Стоит особо выделить так называемое суеверие — потому что в нем плод и пища романтического духа. Когда читаешь, как объясняли авгуры во времена Цицерона увиденных Ромулом двенадцать коршунов, — как знак, что царство его простоит двенадцать веков, — и когда сопоставляешь с этим прорицанием падение Западной империи на двенадцатом веку своего существования, первая мысль, которая придет в голову, будет выше[122]

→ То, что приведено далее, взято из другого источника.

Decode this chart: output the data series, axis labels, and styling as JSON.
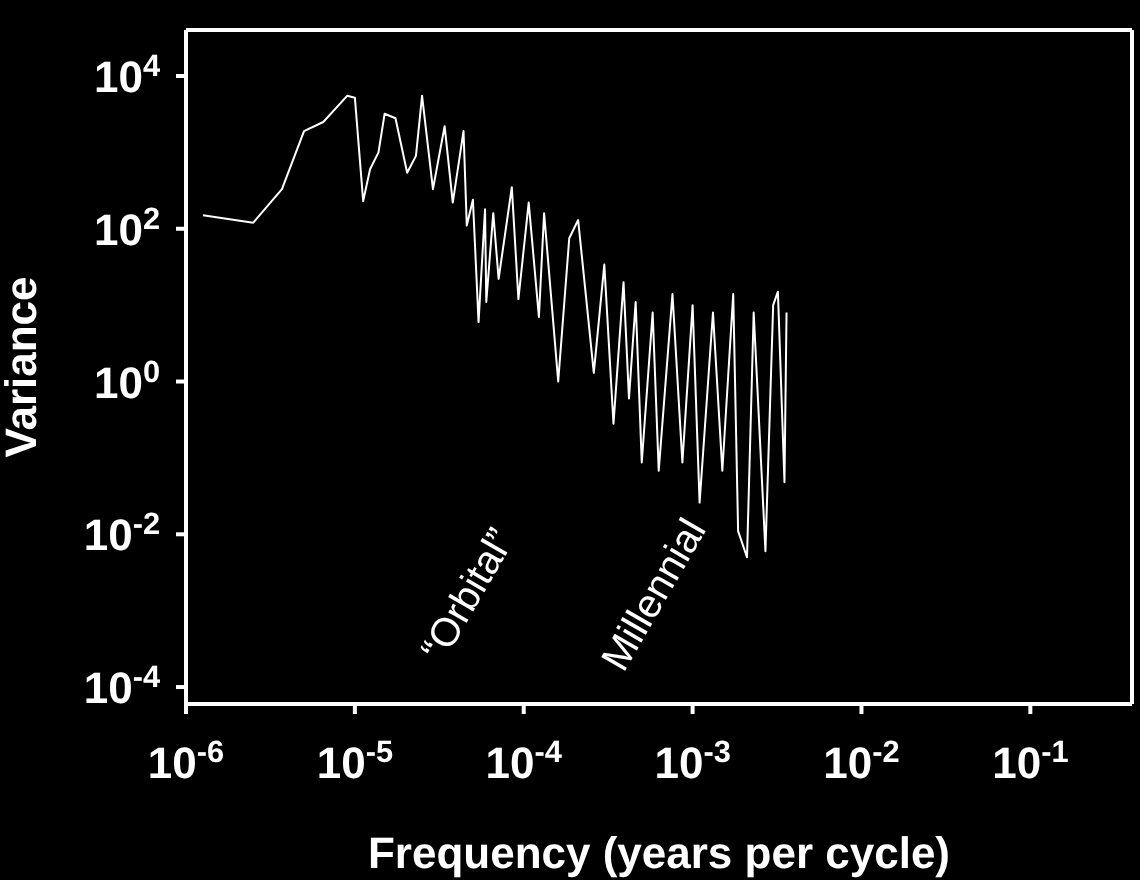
{
  "chart_data": {
    "type": "line",
    "xlabel": "Frequency (years per cycle)",
    "ylabel": "Variance",
    "log": "xy",
    "xlim": [
      1e-06,
      0.4
    ],
    "ylim": [
      6e-05,
      40000
    ],
    "xticks": [
      {
        "value": 1e-06,
        "label": "10$^{-6}$"
      },
      {
        "value": 1e-05,
        "label": "10$^{-5}$"
      },
      {
        "value": 0.0001,
        "label": "10$^{-4}$"
      },
      {
        "value": 0.001,
        "label": "10$^{-3}$"
      },
      {
        "value": 0.01,
        "label": "10$^{-2}$"
      },
      {
        "value": 0.1,
        "label": "10$^{-1}$"
      }
    ],
    "yticks": [
      {
        "value": 0.0001,
        "label": "10$^{-4}$"
      },
      {
        "value": 0.01,
        "label": "10$^{-2}$"
      },
      {
        "value": 1,
        "label": "10$^{0}$"
      },
      {
        "value": 100,
        "label": "10$^{2}$"
      },
      {
        "value": 10000,
        "label": "10$^{4}$"
      }
    ],
    "annotations": [
      "“Orbital”",
      "Millennial"
    ],
    "series": [
      {
        "color": "#ffffff",
        "x": [
          1.26e-06,
          2.5e-06,
          3.7e-06,
          5e-06,
          6.5e-06,
          9e-06,
          1e-05,
          1.12e-05,
          1.23e-05,
          1.38e-05,
          1.5e-05,
          1.74e-05,
          2.04e-05,
          2.3e-05,
          2.5e-05,
          2.9e-05,
          3.4e-05,
          3.8e-05,
          4.4e-05,
          4.6e-05,
          5e-05,
          5.4e-05,
          5.9e-05,
          6e-05,
          6.6e-05,
          7.1e-05,
          8.5e-05,
          9.3e-05,
          0.000107,
          0.000123,
          0.000132,
          0.00016,
          0.000186,
          0.00021,
          0.00026,
          0.0003,
          0.00034,
          0.00039,
          0.00042,
          0.00046,
          0.0005,
          0.00058,
          0.00063,
          0.00076,
          0.00087,
          0.001,
          0.0011,
          0.00132,
          0.0015,
          0.00174,
          0.00186,
          0.0021,
          0.0023,
          0.0027,
          0.003,
          0.0032,
          0.0035,
          0.0036
        ],
        "values": [
          150,
          120,
          330,
          1900,
          2500,
          5500,
          5200,
          230,
          600,
          1000,
          3200,
          2800,
          540,
          900,
          5500,
          330,
          2200,
          220,
          1900,
          110,
          240,
          6,
          180,
          11,
          160,
          22,
          350,
          12,
          220,
          7,
          160,
          1,
          75,
          130,
          1.3,
          34,
          0.28,
          20,
          0.6,
          11,
          0.087,
          8,
          0.068,
          14,
          0.087,
          10,
          0.026,
          8,
          0.068,
          14,
          0.011,
          0.005,
          8,
          0.006,
          10,
          15,
          0.048,
          8
        ]
      }
    ]
  }
}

последующих, когда начинаешь уже подсчитывать возможные комбинации случая. Каждый пусть вспомнит из детских лет, — если только детство было поэтичным, — с какой таинственностью говорили тогда о двенадцати святых ночах, особенно о ночи перед Рождеством, когда небо и земля, словно дети и взрослые, раскрывают двери, чтобы вместе праздновать рождение величайшего человека, а злые духи толкутся поодаль и несмело грозят. Или можно вспомнить о том, с каким испугом выслушивался рассказ о комете, — ее обнаженный горючий меч каждую ночь поднимался и опускался на небе над нашим нижним робким миром, чтобы, словно вытянутый в руке ангела смерти, указать и нацелиться на утро кровавого будущего. Вспомним о смертном одре человека: за черным длинным занавесом, отделяющим мир духов, можно было видеть суетящиеся и спешащие фигуры со свечами в руках; если умирал грешник, то ясно узнавались протянутые лапы и жадные глаза призраков, беспокойное брожение, а если умирал человек благочестивый, непременно обнаруживали вдруг знак, подаваемый ему цветком, — лилию или розу на его церковной скамье, — или слышали странную музыку, видели его двойника и т. д. Даже знамения счастья не переставали пугать — блаженная белая тень, проплывавшая мимо, или рассказ о том, что ангелы играют с ребенком, когда он улыбается во сне. Как все это мило! Автор рад за себя, что ему уже несколько десятков лет от роду, что в детстве он рос в деревне и потому воспитан был в известных суевериях, воспоминаниями о которых он пытается нынче обойтись в жизни, — тогда как теперь вместо резвящихся ангелов ему подсовывают желудочную кислоту[123]. Если бы его очень усердно воспитывали и утонченно развивали в Галлии, в тамошних заведениях и в этом самом веке, так ему пришлось бы сначала поучиться у поэта тому, как чувствовать те самые романтические чувства, с которыми он теперь сам подходит к нему. Во Франции с незапамятных времен было меньше всего суеверий и поэзии, у испанца было больше того и другого, веселый итальянец схож был с римлянами и греками, в суеверности которых не было ничего общего с нашим царством духов, поскольку их суеверия касались земной фортуны и ее обычно возвещали известные существа, ибо на немецких гробах, к примеру, никто бы не нарисовал тех веселых, жестоких и дерзких сцен, что на древних урнах и саркофагах греков или даже мрачных этрусков.Суеверие{1}
Севера и в драке воронов и в военных играх детей умело распознавать кровавый перст, указывающий на гибельное неистовство народов; суеверие было тем более романтично и возвышенно, чем мельче и незначительнее сами прорицающие образы. Так, ведьмы в шекспировском «Макбете» тем страшнее, чем больше скрывают свое ведовство в облике сморщенных уродливых старух, тогда как в шиллеровском «Макбете» котурны, привязанные к их ногам, дабы их возвысить, служат туфлями отца Фульгенция — укрощавшими колдовскую силу волшебниц. Несоответственность внешнего облика и безмерного могущества открывает перед фантазией неизмеримое поле страхов; отсюда наша непропорциональная боязнь мелких животных, так что необычайно смел должен быть генерал, который так же спокойно и неподвижно останется сидеть перед злобно рокочущей осой, ищущей свою жертву, как перед грохочущей пушкой. Во сне больше боишься мистических карликов и меньше — великана, фигура которого поднимается прямо к небу.